- Directed by: John Cosgrove
- Written by: John Cosgrove
- Produced by: John Cosgrove
- Starring: John Cosgrove Nellie Regan
- Cinematography: A.J. Moulton
- Production companies: Cogrove and Regan
- Release date: 25 June 1921;
- Running time: five reels
- Country: Australia
- Language: silent

= The Guyra Ghost Mystery =

1921 film

The Guyra Ghost Mystery is a 1921 Australian film written and directed by John Cosgrove. It was based on the real-life 1921 mystery of the Guyra Ghost.

It is considered a lost film.

==Plot==
In Guyra, New South Wales, the Bowen family are visited by ghosts.
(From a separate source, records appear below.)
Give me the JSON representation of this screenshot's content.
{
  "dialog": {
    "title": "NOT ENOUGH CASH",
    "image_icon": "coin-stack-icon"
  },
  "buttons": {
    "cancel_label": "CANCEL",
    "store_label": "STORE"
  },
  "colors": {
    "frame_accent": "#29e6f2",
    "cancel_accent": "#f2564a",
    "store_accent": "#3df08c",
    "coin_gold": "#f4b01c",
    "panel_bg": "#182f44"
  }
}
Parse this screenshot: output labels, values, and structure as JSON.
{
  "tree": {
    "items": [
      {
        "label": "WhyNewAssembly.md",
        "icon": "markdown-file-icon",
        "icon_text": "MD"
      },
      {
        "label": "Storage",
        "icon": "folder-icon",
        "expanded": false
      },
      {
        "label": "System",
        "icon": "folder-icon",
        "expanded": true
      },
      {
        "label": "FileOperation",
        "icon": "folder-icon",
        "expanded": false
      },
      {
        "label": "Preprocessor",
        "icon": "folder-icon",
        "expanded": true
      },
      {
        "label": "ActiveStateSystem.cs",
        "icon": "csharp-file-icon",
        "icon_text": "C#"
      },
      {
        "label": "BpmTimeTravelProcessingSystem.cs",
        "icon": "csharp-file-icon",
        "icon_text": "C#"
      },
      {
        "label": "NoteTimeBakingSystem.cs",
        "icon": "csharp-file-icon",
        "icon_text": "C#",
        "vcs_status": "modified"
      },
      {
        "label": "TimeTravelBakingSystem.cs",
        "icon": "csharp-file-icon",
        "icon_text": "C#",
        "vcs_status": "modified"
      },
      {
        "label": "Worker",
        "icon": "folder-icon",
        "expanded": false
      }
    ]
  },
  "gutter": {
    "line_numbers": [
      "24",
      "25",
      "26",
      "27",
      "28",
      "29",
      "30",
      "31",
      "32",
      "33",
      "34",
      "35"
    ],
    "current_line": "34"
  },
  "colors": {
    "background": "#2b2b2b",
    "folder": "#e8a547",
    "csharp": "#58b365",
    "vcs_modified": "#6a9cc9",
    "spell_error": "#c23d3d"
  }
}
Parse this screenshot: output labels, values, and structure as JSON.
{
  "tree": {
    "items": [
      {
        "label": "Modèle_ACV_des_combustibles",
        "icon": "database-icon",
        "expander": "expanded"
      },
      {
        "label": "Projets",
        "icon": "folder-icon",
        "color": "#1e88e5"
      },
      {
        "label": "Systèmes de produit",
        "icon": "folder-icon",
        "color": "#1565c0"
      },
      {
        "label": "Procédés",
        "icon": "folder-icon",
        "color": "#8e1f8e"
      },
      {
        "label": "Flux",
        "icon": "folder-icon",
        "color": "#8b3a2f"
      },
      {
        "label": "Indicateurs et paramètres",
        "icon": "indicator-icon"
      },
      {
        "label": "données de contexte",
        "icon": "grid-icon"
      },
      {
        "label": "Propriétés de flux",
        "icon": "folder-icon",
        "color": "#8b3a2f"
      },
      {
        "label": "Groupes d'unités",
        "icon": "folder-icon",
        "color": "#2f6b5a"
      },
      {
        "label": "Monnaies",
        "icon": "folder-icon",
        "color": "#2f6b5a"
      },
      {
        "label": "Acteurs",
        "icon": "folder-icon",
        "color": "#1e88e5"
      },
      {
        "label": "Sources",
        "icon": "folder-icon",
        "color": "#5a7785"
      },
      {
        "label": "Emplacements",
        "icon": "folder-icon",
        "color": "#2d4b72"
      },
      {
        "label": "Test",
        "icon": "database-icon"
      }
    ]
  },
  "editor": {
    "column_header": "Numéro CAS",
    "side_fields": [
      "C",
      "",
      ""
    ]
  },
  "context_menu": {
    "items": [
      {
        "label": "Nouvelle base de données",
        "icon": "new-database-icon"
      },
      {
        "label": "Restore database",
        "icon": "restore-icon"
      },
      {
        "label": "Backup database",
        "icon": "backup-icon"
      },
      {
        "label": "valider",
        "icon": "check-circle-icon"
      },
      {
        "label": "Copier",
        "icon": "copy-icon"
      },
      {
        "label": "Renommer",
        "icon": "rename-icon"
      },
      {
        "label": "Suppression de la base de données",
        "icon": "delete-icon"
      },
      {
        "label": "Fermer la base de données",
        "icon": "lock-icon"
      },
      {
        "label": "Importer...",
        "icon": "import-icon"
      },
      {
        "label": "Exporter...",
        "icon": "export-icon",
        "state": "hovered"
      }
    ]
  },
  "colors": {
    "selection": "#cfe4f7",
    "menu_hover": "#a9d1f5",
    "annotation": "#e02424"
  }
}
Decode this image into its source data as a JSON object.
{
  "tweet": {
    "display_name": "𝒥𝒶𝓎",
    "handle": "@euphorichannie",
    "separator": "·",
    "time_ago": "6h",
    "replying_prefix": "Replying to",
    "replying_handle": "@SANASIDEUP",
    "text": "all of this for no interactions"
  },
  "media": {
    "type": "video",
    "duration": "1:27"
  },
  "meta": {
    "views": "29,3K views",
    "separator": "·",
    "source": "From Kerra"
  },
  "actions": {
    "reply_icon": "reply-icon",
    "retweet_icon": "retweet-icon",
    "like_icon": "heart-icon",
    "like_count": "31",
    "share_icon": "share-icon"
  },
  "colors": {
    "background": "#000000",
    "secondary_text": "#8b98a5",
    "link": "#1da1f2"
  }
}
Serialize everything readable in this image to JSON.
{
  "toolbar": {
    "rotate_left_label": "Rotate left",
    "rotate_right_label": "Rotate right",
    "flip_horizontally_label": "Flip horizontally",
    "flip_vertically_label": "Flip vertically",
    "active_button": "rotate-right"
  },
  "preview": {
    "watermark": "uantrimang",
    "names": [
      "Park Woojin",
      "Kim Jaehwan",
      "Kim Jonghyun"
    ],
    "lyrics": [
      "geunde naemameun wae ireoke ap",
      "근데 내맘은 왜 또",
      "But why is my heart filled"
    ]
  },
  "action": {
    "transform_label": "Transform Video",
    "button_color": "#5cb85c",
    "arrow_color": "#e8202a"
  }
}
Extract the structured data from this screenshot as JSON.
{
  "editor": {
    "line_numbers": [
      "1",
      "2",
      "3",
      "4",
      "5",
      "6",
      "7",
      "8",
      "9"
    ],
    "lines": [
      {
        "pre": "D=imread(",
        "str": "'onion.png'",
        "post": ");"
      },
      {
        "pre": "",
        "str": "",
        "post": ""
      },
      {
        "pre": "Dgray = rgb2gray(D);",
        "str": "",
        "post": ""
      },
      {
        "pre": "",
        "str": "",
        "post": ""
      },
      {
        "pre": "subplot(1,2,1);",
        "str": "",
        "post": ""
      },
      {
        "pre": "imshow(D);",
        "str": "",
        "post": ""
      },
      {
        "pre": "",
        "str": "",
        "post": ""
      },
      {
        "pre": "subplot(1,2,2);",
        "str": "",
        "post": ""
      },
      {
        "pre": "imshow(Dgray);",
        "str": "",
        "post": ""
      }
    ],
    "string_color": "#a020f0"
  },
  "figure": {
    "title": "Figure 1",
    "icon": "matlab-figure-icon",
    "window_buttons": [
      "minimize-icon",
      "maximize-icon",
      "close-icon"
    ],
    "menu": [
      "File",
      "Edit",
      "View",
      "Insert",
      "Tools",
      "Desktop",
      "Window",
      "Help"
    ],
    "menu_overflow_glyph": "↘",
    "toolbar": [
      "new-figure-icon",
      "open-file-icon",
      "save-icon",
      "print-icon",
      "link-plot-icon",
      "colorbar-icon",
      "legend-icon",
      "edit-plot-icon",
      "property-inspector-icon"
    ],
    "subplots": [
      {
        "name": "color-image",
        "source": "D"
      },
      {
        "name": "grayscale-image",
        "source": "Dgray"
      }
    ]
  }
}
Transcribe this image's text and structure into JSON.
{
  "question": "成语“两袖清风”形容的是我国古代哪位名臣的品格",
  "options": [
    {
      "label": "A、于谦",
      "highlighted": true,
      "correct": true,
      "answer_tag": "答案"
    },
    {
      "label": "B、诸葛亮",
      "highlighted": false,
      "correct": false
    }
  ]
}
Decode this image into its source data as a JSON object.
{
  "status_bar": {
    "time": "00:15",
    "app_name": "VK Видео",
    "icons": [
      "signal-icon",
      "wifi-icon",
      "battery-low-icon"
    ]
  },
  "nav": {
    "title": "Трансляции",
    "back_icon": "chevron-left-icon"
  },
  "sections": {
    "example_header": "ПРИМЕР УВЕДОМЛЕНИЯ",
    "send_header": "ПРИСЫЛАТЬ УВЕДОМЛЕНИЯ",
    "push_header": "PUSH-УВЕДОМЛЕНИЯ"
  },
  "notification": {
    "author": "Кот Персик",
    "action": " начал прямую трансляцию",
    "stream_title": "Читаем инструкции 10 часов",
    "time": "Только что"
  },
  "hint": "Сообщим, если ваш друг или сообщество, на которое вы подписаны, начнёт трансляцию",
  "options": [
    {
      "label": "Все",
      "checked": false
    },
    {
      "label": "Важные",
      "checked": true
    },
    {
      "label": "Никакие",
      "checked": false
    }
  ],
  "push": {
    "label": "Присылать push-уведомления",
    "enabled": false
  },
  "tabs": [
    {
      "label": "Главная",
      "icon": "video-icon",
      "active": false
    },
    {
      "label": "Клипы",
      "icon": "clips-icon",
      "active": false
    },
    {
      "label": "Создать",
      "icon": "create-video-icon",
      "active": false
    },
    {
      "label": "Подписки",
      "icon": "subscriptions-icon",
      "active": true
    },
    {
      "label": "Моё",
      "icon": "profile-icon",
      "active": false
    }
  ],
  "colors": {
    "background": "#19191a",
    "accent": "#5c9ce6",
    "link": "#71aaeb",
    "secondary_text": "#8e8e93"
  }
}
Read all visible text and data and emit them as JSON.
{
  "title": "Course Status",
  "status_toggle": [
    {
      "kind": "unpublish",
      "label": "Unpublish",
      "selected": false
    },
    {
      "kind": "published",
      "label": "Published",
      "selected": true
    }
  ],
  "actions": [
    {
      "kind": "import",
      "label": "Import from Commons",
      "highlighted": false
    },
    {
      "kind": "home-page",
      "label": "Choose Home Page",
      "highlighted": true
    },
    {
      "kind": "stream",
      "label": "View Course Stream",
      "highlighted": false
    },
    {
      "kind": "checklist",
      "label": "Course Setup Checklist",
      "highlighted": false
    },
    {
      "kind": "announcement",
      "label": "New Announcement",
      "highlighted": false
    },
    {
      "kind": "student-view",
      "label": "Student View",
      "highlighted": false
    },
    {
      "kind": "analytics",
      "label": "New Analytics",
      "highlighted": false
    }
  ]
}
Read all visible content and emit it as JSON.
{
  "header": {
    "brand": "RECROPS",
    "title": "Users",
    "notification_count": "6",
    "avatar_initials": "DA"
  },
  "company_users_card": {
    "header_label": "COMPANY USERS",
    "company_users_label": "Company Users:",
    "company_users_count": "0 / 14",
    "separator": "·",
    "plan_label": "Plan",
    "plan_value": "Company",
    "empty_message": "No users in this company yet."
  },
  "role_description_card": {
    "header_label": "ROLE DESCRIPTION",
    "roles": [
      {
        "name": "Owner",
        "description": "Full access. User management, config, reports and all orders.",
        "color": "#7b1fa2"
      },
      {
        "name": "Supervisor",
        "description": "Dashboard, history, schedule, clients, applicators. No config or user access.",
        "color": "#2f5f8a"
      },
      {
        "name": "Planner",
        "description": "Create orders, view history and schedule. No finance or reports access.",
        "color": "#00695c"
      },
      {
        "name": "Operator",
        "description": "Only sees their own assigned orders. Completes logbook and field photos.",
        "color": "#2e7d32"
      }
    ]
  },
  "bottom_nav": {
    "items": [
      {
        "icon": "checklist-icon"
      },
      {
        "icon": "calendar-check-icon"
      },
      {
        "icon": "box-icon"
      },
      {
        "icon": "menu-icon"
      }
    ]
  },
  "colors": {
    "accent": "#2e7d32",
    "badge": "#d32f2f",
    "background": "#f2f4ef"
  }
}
Sherlock Doyle, an expert in ghosts, goes to the town to investigate.

==Cast==
- John Cosgrove as Sherlock Doyle
- Nellie Regan
- Minnie Bowen
- the Bowen family

==Background==
The film is based on actual events. In April 1921, the family of William Bowen in Guyra reported knocking on the walls and stones being thrown on their roof. This continued even when police and volunteers guarded the house. A friend of Sir Arthur Conan Doyle, then touring Australia, visited to help investigate.

One of the children, Minnie Bowen, later confessed to throwing some stones and it is thought that practical jokers were behind it, but the mystery was never completely solved. Since then, the mystery has continued to persist, including media released around the centenary.

==Production==
The story became a media sensation in 1921 and several film projects based on it were announced but this was the only one made. It was partly funded by a Guyra exhibitor and shot on location in the town. Cosgrove reportedly arrived in the town in May 1921, accompanied by a cameraman, and approached the Bowens directly asking for their co operation in making the film. They were reluctant at first but eventually agreed.

The Bowen family themselves appear in the cast. It is unknown, however, if any other actual participants or internal locations were used. The character of Sherlock Doyle was a spoof of Mr Moors, a friend of Sir Arthur Conan Doyle.

Shooting took place in May."SYDNEY GOSSIP." (1921) One report says it was three days., another two weeks.

The film, with a runtime of approximately 50 minutes, was advertised as containing "five reels of laughter" indicating it was a comedy. The Bowens did not appear in the advertising posters.

==Reception==
The movie performed poorly at the box office. It was the only director credit for actor John Cosgrove, although he wrote the scripts of several other movies.

"Should interest those who believe in ghosts," said one review.

The film did not appear to be widely seen. One report said it "sat on the shelf" for three years.